As a writer and communications consultant I stay very tuned into the social media evolution, as an observer, a researcher, and a participant. I find it interesting how people interact with these tools and their interpretations - and misinterpretations - about what they are capable of achieving.
So when a flood of single word, color descriptions began popping up on Facebook last week, I paid attention. I quickly learned from the comment threads that the colors represented the hue of the bra female FB friends were wearing and the intent was to build awareness about breast cancer. OK, I paid a little bit more attention. Breast cancer - all cancer - is a big deal in my family. Anything to get women to be proactive about their bodies and their health is good in my book.

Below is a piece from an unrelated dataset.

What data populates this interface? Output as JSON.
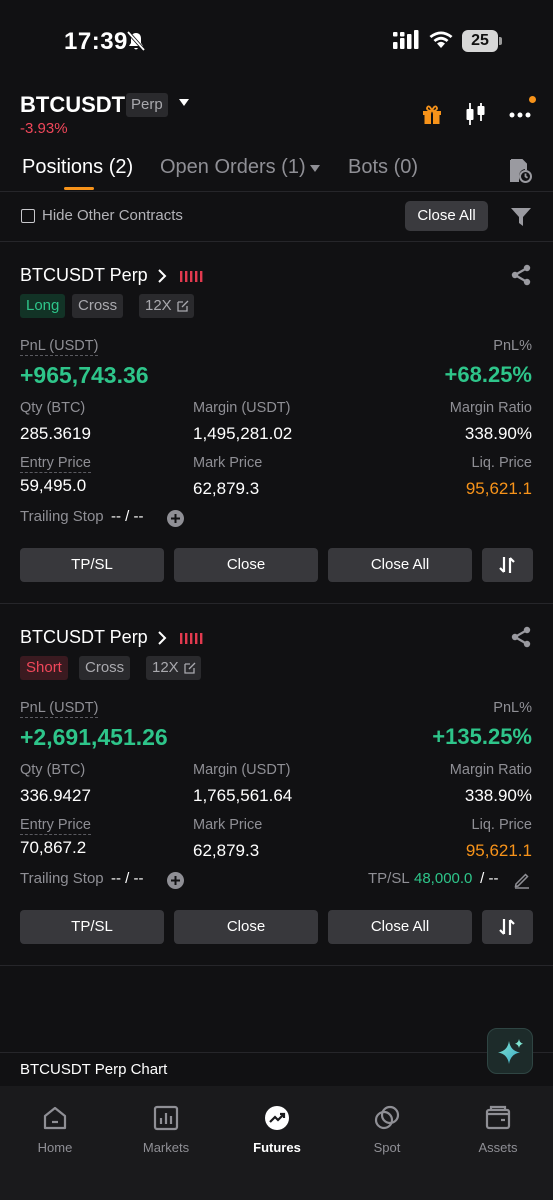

As I posted to Lisa's blog, I believe this guy has a good idea and good intentions to advance the cause. His message “Cuz if you got time to post your bra color to Facebook, you got time to check your breasts” would make a compelling tag line for a PSA.
However I can't believe that just posting a color to a Facebook page- even if the person understood the connection to the cause - would motivate them to take a few minutes to do a self-exam, or look in the mirror for any dimpling or changes, or schedule an overdue mammogram.
Social media is like that. Fast. Immediate. Reactive. Fun, easy to do stuff usually does catch on and result in viral success and virtual hits. But as far as awareness leading to action, we need to remember the fundamentals of effective communications. If we build awareness, then what do we want to get as a result? If the intent is for a behavior change, or a donation to support a cause, there needs to be a connection from point A to point B, a compelling reason to do something and not just switch gears to find lost sheep in Farmville.